И более всего он ненавидел именно Катрину. Когда-то он верил, что может быть с ней счастлив, — так она думала. Вот в чем корень всего. Но когда он понял, что этого не будет, то стал тихо презирать ее. В каком-то смысле она не могла его в этом винить. Она подала ему надежду, хотя сама об этом не подозревала, а потом, опять же сама того не подозревая, подвела его, как и все остальные. Она знала, что в его жизни были моменты, когда появлялся проблеск чего-то иного, чего-то, что могло бы помочь ему, что могло сделать его таким, как все. И все обернулось иллюзией, и все должны быть наказаны за обман.

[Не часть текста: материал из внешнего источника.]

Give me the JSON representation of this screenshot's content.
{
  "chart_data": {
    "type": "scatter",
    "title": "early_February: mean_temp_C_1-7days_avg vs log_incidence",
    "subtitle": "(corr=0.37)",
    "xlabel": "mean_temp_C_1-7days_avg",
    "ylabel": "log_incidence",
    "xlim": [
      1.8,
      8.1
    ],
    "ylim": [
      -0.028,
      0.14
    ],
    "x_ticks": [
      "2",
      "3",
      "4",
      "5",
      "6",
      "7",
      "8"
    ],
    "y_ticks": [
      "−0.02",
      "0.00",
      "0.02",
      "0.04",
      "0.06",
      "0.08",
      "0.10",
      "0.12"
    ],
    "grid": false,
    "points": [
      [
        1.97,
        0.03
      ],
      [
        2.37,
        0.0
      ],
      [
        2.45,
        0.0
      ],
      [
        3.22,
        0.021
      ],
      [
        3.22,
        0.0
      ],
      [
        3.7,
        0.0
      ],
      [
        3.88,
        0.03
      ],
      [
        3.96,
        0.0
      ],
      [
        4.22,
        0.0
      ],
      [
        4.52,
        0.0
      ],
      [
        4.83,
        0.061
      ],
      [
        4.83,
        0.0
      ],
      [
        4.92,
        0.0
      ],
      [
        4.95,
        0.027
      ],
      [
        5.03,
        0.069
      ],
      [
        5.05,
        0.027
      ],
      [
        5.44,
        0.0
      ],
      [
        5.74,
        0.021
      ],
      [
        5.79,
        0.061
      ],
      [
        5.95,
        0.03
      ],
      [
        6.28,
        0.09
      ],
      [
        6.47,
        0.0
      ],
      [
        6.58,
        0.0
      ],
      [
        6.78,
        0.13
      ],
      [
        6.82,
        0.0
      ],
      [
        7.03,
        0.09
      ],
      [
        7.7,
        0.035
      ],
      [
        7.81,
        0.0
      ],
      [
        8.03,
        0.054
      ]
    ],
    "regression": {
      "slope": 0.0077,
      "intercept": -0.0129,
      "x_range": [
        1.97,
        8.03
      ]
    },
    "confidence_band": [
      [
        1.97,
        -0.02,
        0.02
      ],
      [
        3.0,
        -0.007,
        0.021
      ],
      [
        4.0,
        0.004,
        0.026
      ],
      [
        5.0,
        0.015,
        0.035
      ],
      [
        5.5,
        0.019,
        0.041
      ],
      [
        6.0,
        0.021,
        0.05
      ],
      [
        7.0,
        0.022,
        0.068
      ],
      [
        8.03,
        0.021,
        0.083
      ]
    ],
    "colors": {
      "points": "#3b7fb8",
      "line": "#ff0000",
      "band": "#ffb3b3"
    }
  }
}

Со всеми, кроме нее, он вел себя совершенно иначе. Он обращал к миру гладкое, улыбающееся лицо, и Катрину беспокоило, каким очаровательным его видят другие люди. От этого она снова ощущала, что сходит с ума, как будто бы вся его холодность вызвана исключительно ею самой, если она вообще ее себе не придумала. Конечно, он хотел нравиться людям, это было нормально. Но Катрина волновалась, как мало для него значит ее мнение, что она была единственным человеком, которому позволено видеть его таким, каков он на самом деле. Возможно, он не видел ничего дурного в том, как вел себя с ней, в своей холодности и критических замечаниях. Кажется, он верил, что она этого заслуживает. Иногда она и сама так считала.
Но детей в такой атмосфере она воспитать не может. Умного Никки и славного, беспокойного Томми. И милую Бет, которая стала уже проявлять большую живость характера, чем братья, и которая, если сможет продолжать в том же духе, вырастет гораздо более общительной и веселой, чем все они. Хотя дочка ее была еще такой маленькой, больше всего она тревожилась за сыновей. Они оба были чувствительными, задумчивыми и так пеклись друг о друге, что иногда у Катрины ком стоял в горле, когда она видела их вместе. Они всячески избегали конфликтов, и Катрина интуитивно знала, что они никогда не станут такими сыновьями, которых бы хотел Джон. Чем старше они будут, тем это будет очевиднее, и тогда ничто не защитит их от его разочарования. Катрина слишком хорошо знала ледяной характер этого разочарования. Она думала, что, так или иначе, она должна их спасти. Но с безнадежностью понимала, что от Джона нет защиты. Во всяком случае, пока ты рядом с ним.